ニッポンの奇祭 (講談社現代新書 2441)
ニッポンの奇祭 (講談社現代新書 2441) / 感想・レビュー
HANA
この南北に長い国には、各地に様々な祈りの形がある。新書という形態から、そのような各地に残る変わった祭りを紹介する内容かと思っていたのだが。実際は著者の祭りを訪ねた随筆であった。著者の出身地のせいか長野が多め。あと奇祭というわりには語られているのも諏訪御柱祭や新野の雪祭、岩手の蘇民祭に相馬野馬追と比較的メジャーなものが多いように感じられたし。
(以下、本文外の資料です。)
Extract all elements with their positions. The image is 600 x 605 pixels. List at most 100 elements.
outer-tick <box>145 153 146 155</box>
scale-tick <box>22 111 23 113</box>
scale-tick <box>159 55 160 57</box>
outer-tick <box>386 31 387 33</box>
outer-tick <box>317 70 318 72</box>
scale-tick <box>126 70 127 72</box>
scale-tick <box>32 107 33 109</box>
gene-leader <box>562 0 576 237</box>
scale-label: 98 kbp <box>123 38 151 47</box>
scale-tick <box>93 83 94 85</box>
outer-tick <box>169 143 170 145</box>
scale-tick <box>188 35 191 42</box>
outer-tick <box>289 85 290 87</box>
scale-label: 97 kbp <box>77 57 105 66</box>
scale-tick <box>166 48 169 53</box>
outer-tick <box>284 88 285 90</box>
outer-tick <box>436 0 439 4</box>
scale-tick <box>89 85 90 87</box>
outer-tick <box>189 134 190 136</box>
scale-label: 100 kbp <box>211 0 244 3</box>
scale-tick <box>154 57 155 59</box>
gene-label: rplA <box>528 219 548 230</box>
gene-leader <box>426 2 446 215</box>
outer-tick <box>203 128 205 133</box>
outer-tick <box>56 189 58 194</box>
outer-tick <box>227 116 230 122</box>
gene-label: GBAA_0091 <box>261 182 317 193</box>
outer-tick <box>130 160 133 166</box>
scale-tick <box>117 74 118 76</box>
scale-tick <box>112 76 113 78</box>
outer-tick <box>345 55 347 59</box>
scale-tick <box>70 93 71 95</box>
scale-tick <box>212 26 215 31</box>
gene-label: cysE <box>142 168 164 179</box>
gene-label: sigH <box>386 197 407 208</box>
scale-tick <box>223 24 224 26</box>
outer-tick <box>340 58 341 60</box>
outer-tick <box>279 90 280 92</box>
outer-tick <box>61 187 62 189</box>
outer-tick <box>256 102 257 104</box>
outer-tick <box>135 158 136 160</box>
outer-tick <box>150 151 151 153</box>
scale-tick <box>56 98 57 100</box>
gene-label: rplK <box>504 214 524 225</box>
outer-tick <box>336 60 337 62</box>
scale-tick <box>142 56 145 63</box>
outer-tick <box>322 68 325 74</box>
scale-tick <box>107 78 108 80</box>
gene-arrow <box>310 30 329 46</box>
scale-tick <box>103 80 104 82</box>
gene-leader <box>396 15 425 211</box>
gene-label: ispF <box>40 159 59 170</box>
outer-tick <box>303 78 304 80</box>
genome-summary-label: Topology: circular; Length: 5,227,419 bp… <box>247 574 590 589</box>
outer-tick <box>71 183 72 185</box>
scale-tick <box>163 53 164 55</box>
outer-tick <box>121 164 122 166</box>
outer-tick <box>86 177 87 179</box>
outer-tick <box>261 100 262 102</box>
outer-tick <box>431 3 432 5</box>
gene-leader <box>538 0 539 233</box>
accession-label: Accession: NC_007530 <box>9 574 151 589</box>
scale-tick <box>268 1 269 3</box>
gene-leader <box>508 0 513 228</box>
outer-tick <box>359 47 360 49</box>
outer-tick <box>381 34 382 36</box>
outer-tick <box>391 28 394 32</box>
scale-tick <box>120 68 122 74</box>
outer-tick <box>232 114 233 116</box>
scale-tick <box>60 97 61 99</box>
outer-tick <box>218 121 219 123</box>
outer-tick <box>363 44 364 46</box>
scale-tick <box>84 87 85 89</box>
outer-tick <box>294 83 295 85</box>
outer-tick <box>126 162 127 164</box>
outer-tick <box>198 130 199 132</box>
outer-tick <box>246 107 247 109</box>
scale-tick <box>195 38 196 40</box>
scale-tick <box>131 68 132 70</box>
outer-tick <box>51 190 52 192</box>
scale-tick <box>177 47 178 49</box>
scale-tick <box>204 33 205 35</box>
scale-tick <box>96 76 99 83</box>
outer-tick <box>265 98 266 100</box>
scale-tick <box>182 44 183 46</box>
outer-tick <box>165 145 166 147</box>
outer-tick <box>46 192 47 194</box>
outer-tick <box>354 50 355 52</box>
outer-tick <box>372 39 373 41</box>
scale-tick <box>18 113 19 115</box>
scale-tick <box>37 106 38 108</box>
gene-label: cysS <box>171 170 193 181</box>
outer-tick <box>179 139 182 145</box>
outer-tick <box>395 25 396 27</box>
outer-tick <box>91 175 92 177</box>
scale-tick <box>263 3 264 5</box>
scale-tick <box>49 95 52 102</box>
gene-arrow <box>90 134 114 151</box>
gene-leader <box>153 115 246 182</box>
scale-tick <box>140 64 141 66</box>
著者のウェットな文体は嫌いではないが、随筆という形態とその文体も相俟ってか祭りの全体像がいまいち掴みにくいようにも感じた。やはり随筆集として読むのが正しいように思う。
2018/05/14
きみたけ
著者はカメラマンの小林紀晴氏。出身地である諏訪の御柱祭を皮切りに、日本全国の16の珍しい祭りを取材したルポ。沖縄宮古島のパーントゥ、岩手の蘇民祭、福島相馬の野馬追、長野の念仏踊りなど、全国的に有名な祭りから小規模な祭りまで一風変わったものを独自の視点で伝えていています。山あいや離島など中央政権の支配が届かなかった地域ほど、その土地の古くから伝わる独特の風習が代々「奇祭」として受け継がれていることが多いそうです。祭りはその土地の人たちが神様を敬い行う行事で、よそ者は控えながら見学すべきとの考えに共感です。
2023/01/19
肉尊
山奥の集落など秘境に残る奇祭りは、ヤマト政権に征服される以前の土着の信仰が、太古から悠久の時を超えて現在まで引き継がれている。筆者は、外部の観客として祭りの一瞬をネガに刻み付けるが、演者である村人との隔たりを感じてやまない。大分のケベス祭では、当場たちが炎の塊たる藁を観客にむかって投げつけてくる。動画を見るかぎり、確かに度を越している。大火傷する人がいないことが不思議なくらい。古からの伝統の前では、既存の法制度や常識も無価値となる。演者は年に一度だけ起きる何者かに憑依され、時空を超えた聖域を生み出すのだ。
2022/12/05
ホークス
祭というものは一般化とか抽象化を拒む。メタ化やパロディ化も遠ざける、ドロドロした土着のパワーがある。これに賭けるしかないという祖先の強い願いが封じ込められている。その強さ故に偏見とか家柄とか性差などまで当時のまま焼き付けられており、存続を支えもし、消滅を早めもしている。本書は写真家が祭の現場に赴き、神々の姿を追ったドキュメンタリー。安寧を神に託した祖先の姿が、荒々しい所作や掛け声から蘇る。それを古臭いと言えるほど人間はまだ自由になっていない。祭を見つめる著者の真摯さがとても清々しく感じられた。
2019/07/20
メタボン
☆☆☆★ 諏訪出身のカメラマンが郷里の御柱祭りを皮切りに全国の祭りを訪ね撮り歩く紀行。文章がなかなか上手い。祭りの中で、古の時間を体感する。担い手がいなくて潰えてしまう祭りも多い。御柱祭りはもちろんだが、大分のケベス祭、岩手の蘇民祭にも行ってみたい。